Mas será de admirar que o país trate mal a cultura? Portugal é uma democracia: tanto trata mal as artes como as minorias. Tanto deixa arruinar palacetes como entrega espaços verdes ao abandono. Trata mal as paisagens e os campos. As praias e os pobres. Trata mal os velhos, o comércio local e os alunos, os doentes e os contribuintes.

Foto deTai’s Captures - Unsplash

São já quase 50 anos de democracia. No início, Portugal teve um primeiro-ministro que quis acabar com os ricos. Nessa altura, o chefe do governo sueco disse ao seu homólogo português que, na Suécia, ainda estavam a tentar a acabar com os pobres. Em Portugal a desigualdade entre os mais desfavorecidos e os mais ricos não parou de aumentar nas últimas quatro décadas. Hoje a cultura está entregue a empresas privadas que organizam exposições num registo ‘kitsch’ com efeitos especiais de luz e com música ambiente, ou ao ‘museu’ da EDP, vendida por tuta-e-meia à China, que deixa cá uma migalhas dos seus lucros na forma de uma risível fundação cultural.

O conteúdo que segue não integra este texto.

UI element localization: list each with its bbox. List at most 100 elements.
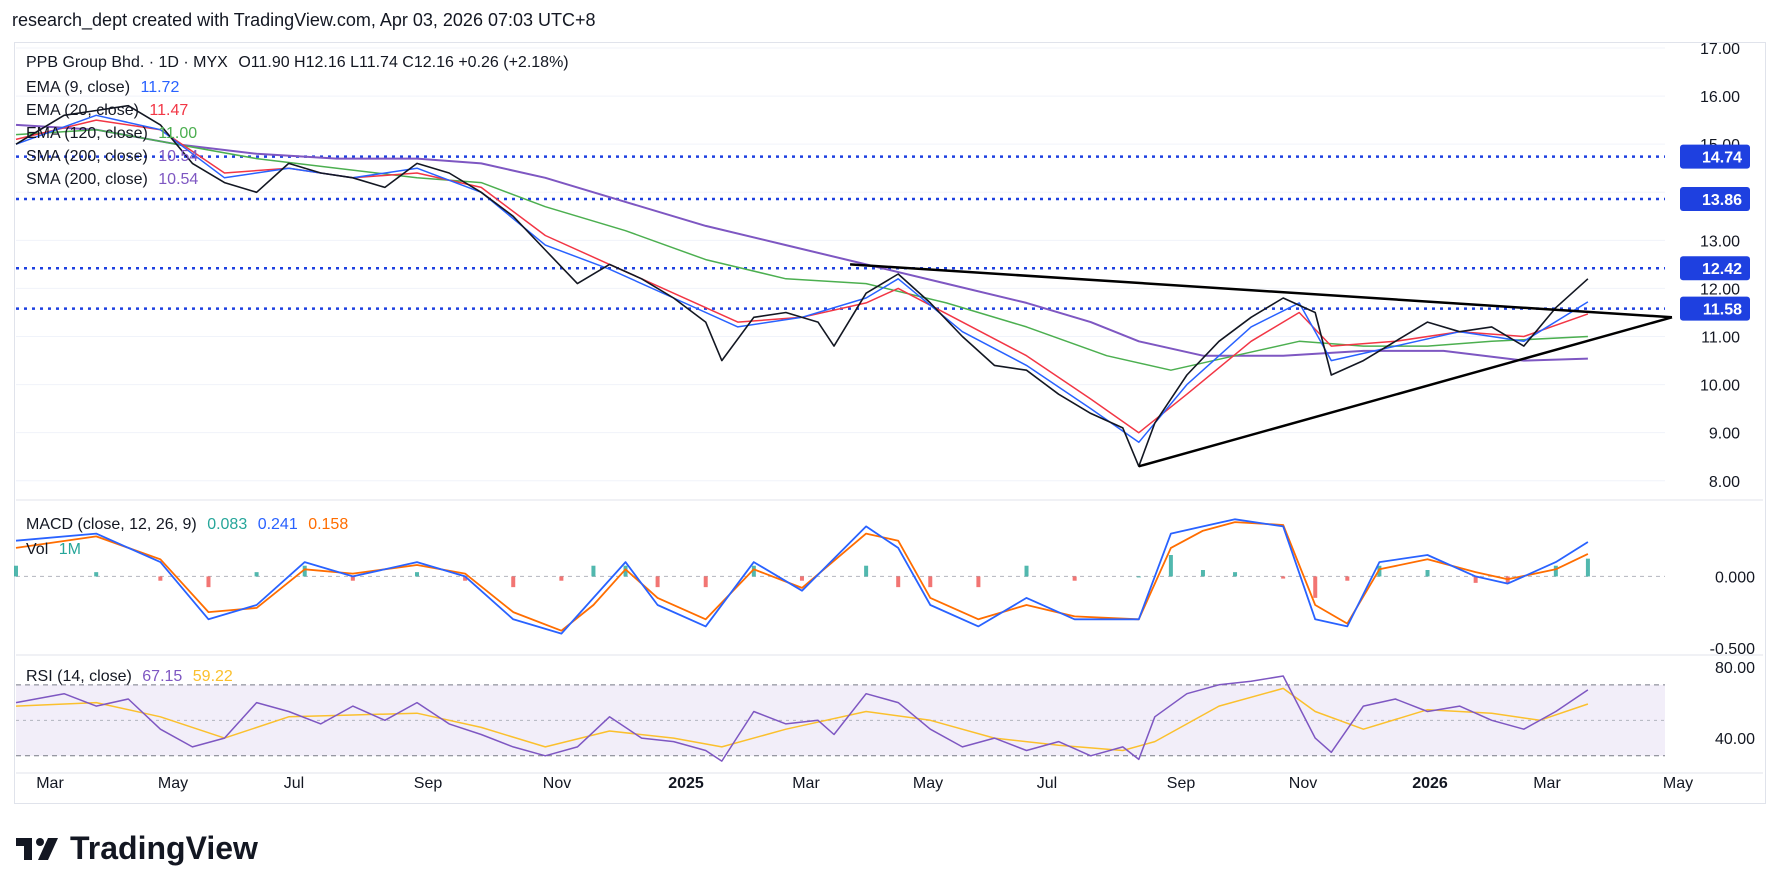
price-level-tag-label: 13.86 [1702, 192, 1742, 209]
macd-histogram-bar [928, 576, 933, 588]
macd-histogram-bar [896, 576, 901, 588]
ema9-label: EMA (9, close) [26, 79, 131, 96]
macd-histogram-bar [1473, 576, 1478, 583]
price-lines [15, 104, 1589, 468]
chart-frame[interactable] [14, 42, 1766, 804]
time-tick-label: Mar [36, 775, 64, 792]
volume-value: 1M [58, 541, 81, 558]
legend-rsi[interactable]: RSI (14, close) 67.15 59.22 [26, 668, 233, 686]
price-level-tag: 13.86 [1680, 186, 1750, 211]
grid [16, 47, 1763, 774]
ohlc-values: O11.90 H12.16 L11.74 C12.16 +0.26 (+2.18… [238, 54, 569, 71]
macd-signal-value: 0.158 [308, 516, 349, 533]
tradingview-logo-icon [16, 837, 58, 860]
macd-histogram-bar [206, 576, 211, 588]
ema120-label: EMA (120, close) [26, 125, 148, 142]
macd-histogram-bar [1168, 555, 1173, 577]
legend-volume[interactable]: Vol 1M [26, 541, 81, 559]
price-level-tag-bg [1680, 256, 1750, 281]
time-tick-label: Sep [1167, 775, 1196, 792]
rsi-tick-label: 40.00 [1715, 731, 1755, 748]
macd-line [15, 518, 1589, 635]
time-tick-label: May [1663, 775, 1693, 792]
macd-histogram-bar [655, 576, 660, 588]
sma200-b-value: 10.54 [158, 171, 199, 188]
ema9-line [15, 114, 1589, 444]
time-tick-label: May [913, 775, 943, 792]
macd-histogram-bar [350, 576, 355, 581]
ema20-value: 11.47 [149, 102, 189, 119]
macd-tick-label: 0.000 [1715, 569, 1755, 586]
price-axis: 17.0016.0015.0014.0013.0012.0011.0010.00… [1680, 41, 1755, 748]
price-level-tag: 11.58 [1680, 296, 1750, 321]
horizontal-levels [16, 155, 1665, 310]
price-tick-label: 8.00 [1709, 474, 1740, 491]
ema20-line [15, 119, 1589, 434]
ema9-value: 11.72 [140, 79, 180, 96]
price-tick-label: 17.00 [1700, 41, 1740, 58]
price-tick-label: 11.00 [1701, 330, 1740, 347]
sma200-a-label: SMA (200, close) [26, 148, 148, 165]
macd-histogram-bar [14, 565, 18, 577]
legend-macd[interactable]: MACD (close, 12, 26, 9) 0.083 0.241 0.15… [26, 516, 348, 534]
triangle-lower-trendline [1138, 316, 1673, 468]
price-tick-label: 12.00 [1700, 281, 1740, 298]
price-tick-label: 9.00 [1709, 426, 1740, 443]
sma200-a-value: 10.54 [158, 148, 199, 165]
time-tick-label: Nov [543, 775, 571, 792]
macd-label: MACD (close, 12, 26, 9) [26, 516, 197, 533]
macd-line-value: 0.241 [257, 516, 298, 533]
price-tick-label: 10.00 [1700, 378, 1740, 395]
time-tick-label: May [158, 775, 188, 792]
volume-label: Vol [26, 541, 49, 558]
macd-histogram-bar [1585, 558, 1590, 577]
macd-tick-label: -0.500 [1710, 641, 1755, 658]
macd-histogram-bar [1377, 565, 1382, 577]
macd-histogram-bar [463, 576, 468, 581]
macd-histogram-bar [976, 576, 981, 588]
macd-histogram-bar [158, 576, 163, 581]
macd-histogram-bar [1553, 565, 1558, 577]
macd-histogram-bar [751, 565, 756, 577]
price-level-tag: 12.42 [1680, 256, 1750, 281]
legend-sma200-b[interactable]: SMA (200, close) 10.54 [26, 171, 198, 189]
macd-hist-value: 0.083 [207, 516, 248, 533]
legend-sma200-a[interactable]: SMA (200, close) 10.54 [26, 148, 198, 166]
sma200-b-label: SMA (200, close) [26, 171, 148, 188]
time-tick-label: 2026 [1412, 775, 1448, 792]
tradingview-logo-text: TradingView [70, 830, 258, 866]
price-level-tag-label: 12.42 [1702, 261, 1742, 278]
macd-histogram-bar [623, 565, 628, 577]
price-level-tag-bg [1680, 186, 1750, 211]
macd-histogram-bar [1313, 576, 1318, 598]
price-line [15, 104, 1589, 468]
macd-histogram-bar [703, 576, 708, 588]
rsi-value: 67.15 [142, 668, 183, 685]
price-level-tag-label: 14.74 [1702, 150, 1742, 167]
macd-histogram-bar [1345, 576, 1350, 581]
time-axis: Mar May Jul Sep Nov 2025 Mar May Jul Sep Nov 2026 Ma… [36, 775, 1693, 792]
rsi-line [15, 675, 1589, 762]
macd-histogram-bar [302, 565, 307, 577]
macd-pane [14, 518, 1665, 635]
legend-ema20[interactable]: EMA (20, close) 11.47 [26, 102, 188, 120]
macd-histogram-bar [94, 572, 99, 577]
macd-histogram-bar [864, 565, 869, 577]
tradingview-logo[interactable]: TradingView [16, 830, 258, 867]
macd-histogram-bar [415, 572, 419, 577]
legend-ema9[interactable]: EMA (9, close) 11.72 [26, 79, 179, 97]
macd-histogram-bar [1136, 576, 1141, 578]
legend-ema120[interactable]: EMA (120, close) 11.00 [26, 125, 197, 143]
rsi-tick-label: 80.00 [1715, 660, 1755, 677]
price-level-tag-bg [1680, 144, 1750, 169]
triangle-upper-trendline [849, 263, 1673, 319]
macd-histogram-bar [799, 576, 804, 581]
ema120-line [15, 128, 1588, 371]
price-tick-label: 13.00 [1700, 233, 1740, 250]
macd-histogram-bar [591, 565, 596, 577]
price-tick-label: 16.00 [1700, 89, 1740, 106]
price-level-tag-bg [1680, 296, 1750, 321]
time-tick-label: Sep [414, 775, 443, 792]
macd-histogram-bar [1200, 570, 1205, 577]
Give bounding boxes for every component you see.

O problema da cultura é a falta dela. Quando não há livros nem leitura, teatros nem óperas, quando não há concertos nos parques, nem música de câmara, quando não há crianças a tocar música em casa com os pais, a entrar em museus e teatros, há cidades construídas às três pancadas, há emaranhados de cabos eléctricos aéreos em postes de madeira nas ruas, há lixo na berma das estradas, carros estacionados nos passeios, gente a cuspir na rua, há centros comerciais abertos a vender sapatos e bugigangas até à meia noite. Possivelmente a ministra há um ano só quis fazer como os bêbedos nas tascas, os sem abrigo nas ruas e beber para esquecer.